As time went by, I learned more about the world, not just India. It was on my radar just like any other country halfway across the globe would be to a girl born in 1990 in the U.S. When I would come across products imported from India, I was drawn to them because of the various colors and patterns that were different than the norm here. Other than that, I didn’t really have any tangible reason to be interested in a country that was so foreign to me. Fleeting thoughts here and there told me I wanted to go there, but I had no reason to believe it would actually happen! This was my “fernweh” kicking in.

I met my first Indian friends in college. I liked so many things about these people: their food (of course!), their clothes (surprise…), their friendliness to guests, and the way they were excited to share their culture with a white American Southerner who despite all the stereotypes surrounding her, was not, in fact, as closed-minded as she thought she was. And as those of you who already know us know, one thing led to another, and through mutual friends, I met the Indian man who became my husband.

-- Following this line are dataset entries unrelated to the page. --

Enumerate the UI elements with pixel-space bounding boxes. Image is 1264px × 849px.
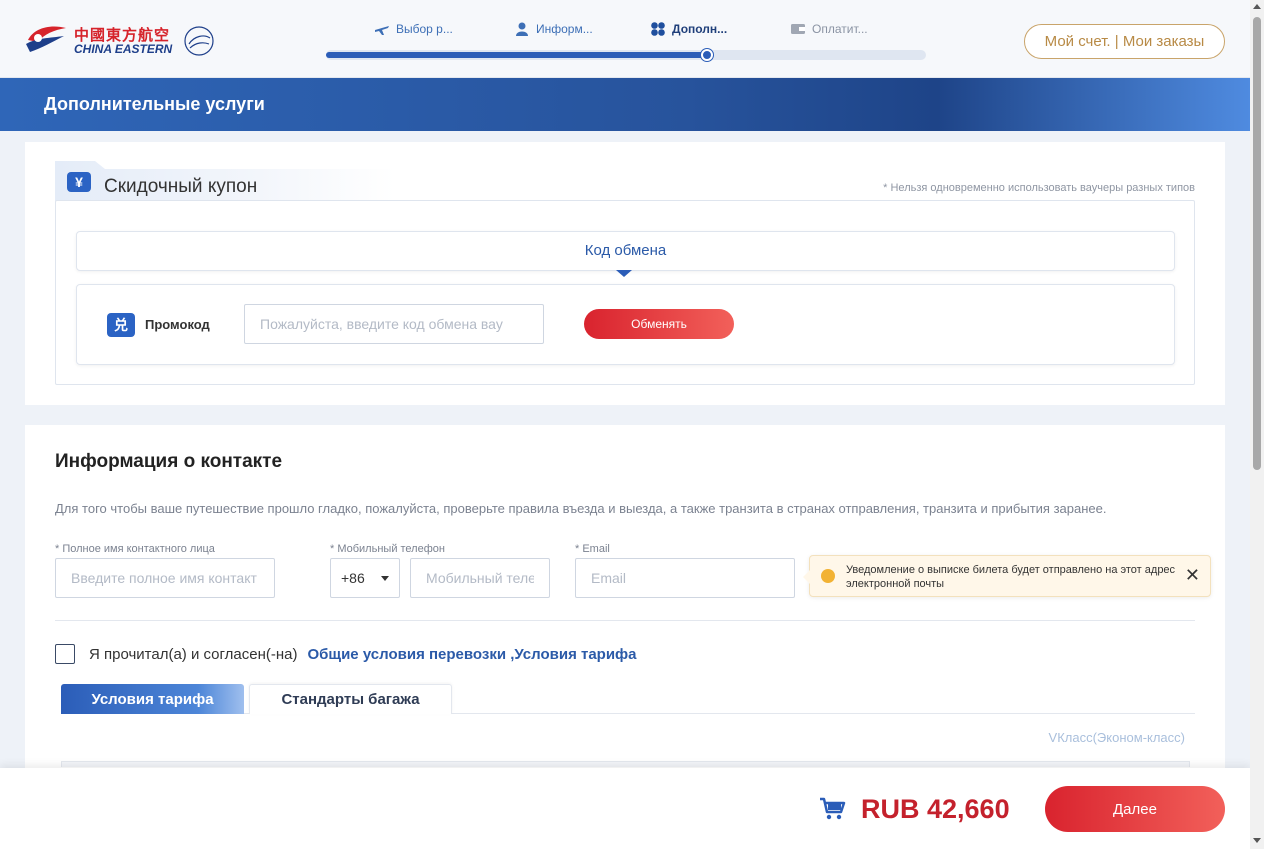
name-label: * Полное имя контактного лица [55, 543, 215, 555]
scroll-down-icon[interactable] [1253, 838, 1261, 843]
coupon-title: Скидочный купон [104, 176, 258, 197]
tab-caret-icon [616, 270, 632, 277]
agree-text: Я прочитал(а) и согласен(-на) [89, 645, 298, 663]
divider [55, 620, 1195, 621]
total-price: RUB 42,660 [861, 794, 1010, 824]
fare-table [61, 761, 1190, 767]
agreement-row: Я прочитал(а) и согласен(-на) Общие усло… [55, 644, 637, 664]
tooltip-text: Уведомление о выписке билета будет отпра… [846, 564, 1176, 590]
rules-tabs: Условия тарифа Стандарты багажа [61, 684, 1195, 714]
next-button[interactable]: Далее [1045, 786, 1225, 832]
page-title: Дополнительные услуги [44, 94, 265, 114]
progress-indicator [701, 49, 713, 61]
section-banner: Дополнительные услуги [0, 78, 1250, 131]
phone-input[interactable] [410, 558, 550, 598]
step-extras[interactable]: Дополн... [650, 22, 727, 36]
country-code-value: +86 [341, 570, 365, 586]
agree-checkbox[interactable] [55, 644, 75, 664]
step-label: Оплатит... [812, 22, 868, 36]
email-input[interactable] [575, 558, 795, 598]
phone-label: * Мобильный телефон [330, 543, 445, 555]
scroll-up-icon[interactable] [1253, 4, 1261, 9]
coupon-note: * Нельзя одновременно использовать вауче… [883, 182, 1195, 194]
yen-icon: ¥ [67, 172, 91, 192]
class-label: VКласс(Эконом-класс) [1048, 730, 1185, 745]
country-code-select[interactable]: +86 [330, 558, 400, 598]
plane-icon [375, 26, 389, 35]
page-scrollbar[interactable] [1250, 0, 1264, 849]
promo-ticket-icon: 兑 [107, 313, 135, 337]
lightbulb-icon [821, 569, 835, 583]
account-orders-button[interactable]: Мой счет. | Мои заказы [1024, 24, 1225, 59]
promo-code-panel: 兑 Промокод Обменять [76, 284, 1175, 365]
china-eastern-logo[interactable]: 中國東方航空 CHINA EASTERN [24, 22, 224, 60]
person-icon [516, 22, 528, 36]
coupon-card: ¥ Скидочный купон * Нельзя одновременно … [25, 142, 1225, 405]
tab-fare-conditions[interactable]: Условия тарифа [61, 684, 244, 714]
step-select-flight[interactable]: Выбор р... [374, 22, 453, 36]
tab-baggage-standards[interactable]: Стандарты багажа [249, 684, 452, 714]
clover-icon [651, 22, 665, 36]
contact-name-input[interactable] [55, 558, 275, 598]
coupon-box: Код обмена 兑 Промокод Обменять [55, 200, 1195, 385]
logo-swallow-icon [26, 26, 66, 52]
footer-bar: RUB 42,660 Далее [0, 768, 1250, 849]
logo-english-text: CHINA EASTERN [74, 42, 173, 56]
close-icon[interactable]: ✕ [1185, 565, 1200, 585]
booking-progress-steps: Выбор р... Информ... Дополн... Оплатит..… [326, 18, 926, 62]
step-label: Информ... [536, 22, 593, 36]
top-header: 中國東方航空 CHINA EASTERN Выбор р... Информ..… [0, 0, 1250, 78]
cart-icon [820, 797, 846, 820]
exchange-button[interactable]: Обменять [584, 309, 734, 339]
promo-code-input[interactable] [244, 304, 544, 344]
skyteam-icon [184, 26, 214, 56]
tab-exchange-code[interactable]: Код обмена [76, 231, 1175, 271]
step-passenger-info[interactable]: Информ... [514, 22, 593, 36]
email-label: * Email [575, 543, 610, 555]
scroll-thumb[interactable] [1253, 17, 1261, 470]
chevron-down-icon [381, 575, 389, 581]
wallet-icon [791, 24, 805, 34]
email-tooltip: Уведомление о выписке билета будет отпра… [803, 555, 1211, 597]
contact-title: Информация о контакте [55, 451, 283, 472]
terms-link[interactable]: Общие условия перевозки ,Условия тарифа [308, 646, 637, 663]
promo-label: Промокод [145, 317, 210, 332]
step-payment[interactable]: Оплатит... [790, 22, 868, 36]
step-label: Выбор р... [396, 22, 453, 36]
contact-description: Для того чтобы ваше путешествие прошло г… [55, 501, 1107, 516]
progress-fill [326, 52, 707, 58]
step-label: Дополн... [672, 22, 728, 36]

Almost five months after our wedding, we traveled to India to meet B’s parents. If you’ve read my previous posts, you know that it was a big deal for me especially because this trip was full of firsts. My first plane ride, my first time out of the U.S., my first time traveling with B for more than a small trip, my first time meeting his family face-to-face, my first time finding out what I am really made of! To read more about this trip, click here or here. I experienced so many things on this trip. I won’t list them here because it’s just too much.

December 2013 and January 2014 was the time my “fernweh” was satiated. Now when I feel homesick for India, Nabagram, B’s Mom’s cooking, Bengali mishti, etc., it’s just plain old longing instead of the fancy word “fernweh” because I’ve been there now. The bottom line is that I knew I felt something, but was never able to describe it in words. While I don’t know that all (or even half) of the things on Buzzfeed are worth the time it takes to skim them, this page was worth it because it made me connect things in my life I hadn’t connected yet.

Do you have a place that you feel “fernweh” for? If so, try and make it there someday! I bet you won’t regret it.